One only has to look at the mighty Greek, Egyptian and Roman Empires to be awed by the societies, structures, temples and places of worship our ancestors created.
Archaeologists are continuing to unearth evidence of advanced societies tens of thousands of years old, with the ability to carve massive stone buildings and monuments. Many were expert astronomers before telescopes or any real knowledge of the universe existed.
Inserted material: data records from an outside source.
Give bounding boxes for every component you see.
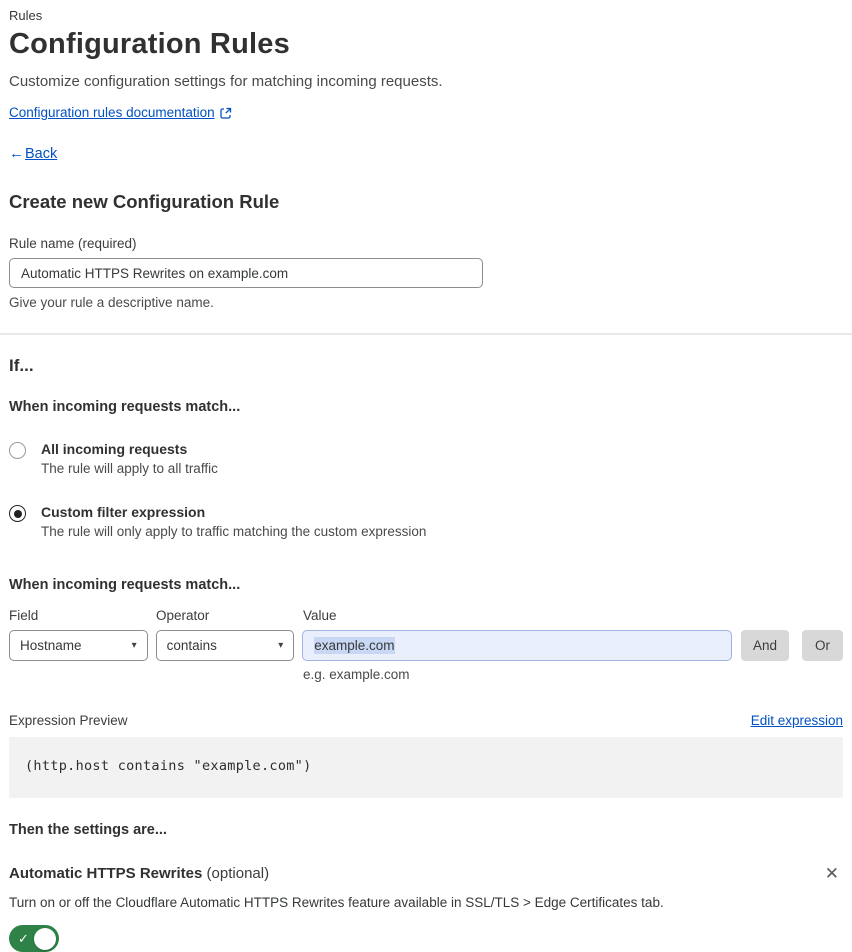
chevron-down-icon: ▾ [278, 640, 284, 651]
close-icon[interactable]: ✕ [821, 863, 843, 884]
setting-description: Turn on or off the Cloudflare Automatic … [9, 895, 664, 910]
rule-name-help: Give your rule a descriptive name. [9, 295, 214, 310]
radio-label: Custom filter expression [41, 504, 206, 520]
if-heading: If... [9, 356, 34, 375]
page-title: Configuration Rules [9, 28, 290, 60]
operator-select[interactable]: contains ▾ [155, 630, 295, 661]
value-input[interactable]: example.com [302, 630, 732, 661]
page-subtitle: Customize configuration settings for mat… [9, 73, 443, 90]
check-icon: ✓ [18, 930, 29, 946]
setting-header-row: Automatic HTTPS Rewrites (optional) ✕ [9, 863, 843, 884]
expression-preview-label: Expression Preview [9, 713, 128, 728]
radio-description: The rule will only apply to traffic matc… [41, 524, 427, 539]
external-link-icon [219, 107, 232, 119]
configuration-rules-page: Rules Configuration Rules Customize conf… [0, 0, 852, 952]
builder-controls-row: Hostname ▾ contains ▾ example.com And Or [9, 630, 843, 661]
back-link-row: ← Back [9, 145, 843, 162]
expression-preview-box: (http.host contains "example.com") [9, 737, 843, 798]
builder-heading: When incoming requests match... [9, 577, 241, 593]
radio-custom-filter-expression[interactable]: Custom filter expression The rule will o… [9, 504, 843, 539]
operator-label: Operator [156, 608, 210, 623]
rule-name-input[interactable] [9, 258, 483, 288]
create-rule-heading: Create new Configuration Rule [9, 191, 280, 212]
toggle-knob [34, 927, 56, 950]
radio-description: The rule will apply to all traffic [41, 461, 218, 476]
radio-label: All incoming requests [41, 441, 188, 457]
operator-select-value: contains [166, 638, 217, 653]
and-button[interactable]: And [740, 630, 789, 661]
or-button[interactable]: Or [801, 630, 843, 661]
back-arrow-icon: ← [9, 145, 24, 162]
documentation-link[interactable]: Configuration rules documentation [9, 105, 215, 120]
chevron-down-icon: ▾ [131, 640, 137, 651]
rule-name-label: Rule name (required) [9, 236, 137, 251]
automatic-https-rewrites-toggle[interactable]: ✓ [9, 925, 59, 952]
documentation-link-row: Configuration rules documentation [9, 105, 843, 120]
value-example-help: e.g. example.com [303, 667, 410, 682]
expression-code: (http.host contains "example.com") [25, 758, 312, 774]
edit-expression-link[interactable]: Edit expression [751, 713, 843, 728]
radio-button-checked[interactable] [9, 505, 26, 522]
radio-button-unchecked[interactable] [9, 442, 26, 459]
expression-preview-row: Expression Preview Edit expression [9, 713, 843, 728]
value-label: Value [303, 608, 337, 623]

Some built structures so big, and so perfect, that we cannot replicate their techniques to this day.
We are still mystified by the great pyramids, the Great Sphinx, Stonehenge, Gobekli Tepe, Ggantija, Teotihuacan, Derinkuyu and one of my favourites, Machu Picchu.
Are we due for another great “reset” – leaving the modern mysteries of Kingdom Tower, Burj Khalifa, The Shard, Sydney Opera House, Taj Mahal and even our own CN Tower or Mississauga’s Absolute World highrises – behind for the future generations to ponder?
As we have seen with many recent natural disasters – floods, forest fires, earthquakes – we are at the mercy of our planet. Maybe it’s the earth’s way of saying “enough is enough.”
Just like our own short lifespan, our world’s existence is but a flicker in the massive expanse of the universe. Our world’s entire history, our human impact, could come and go, with hardly a footnote in the Great Big Book of Everything.
Before that happens, though, maybe we should do what we can to shore up the storm shutters, rebuild, replant, restore and reassure.
Hope, along with concrete action, and a lot of luck, could give us the future we deserve.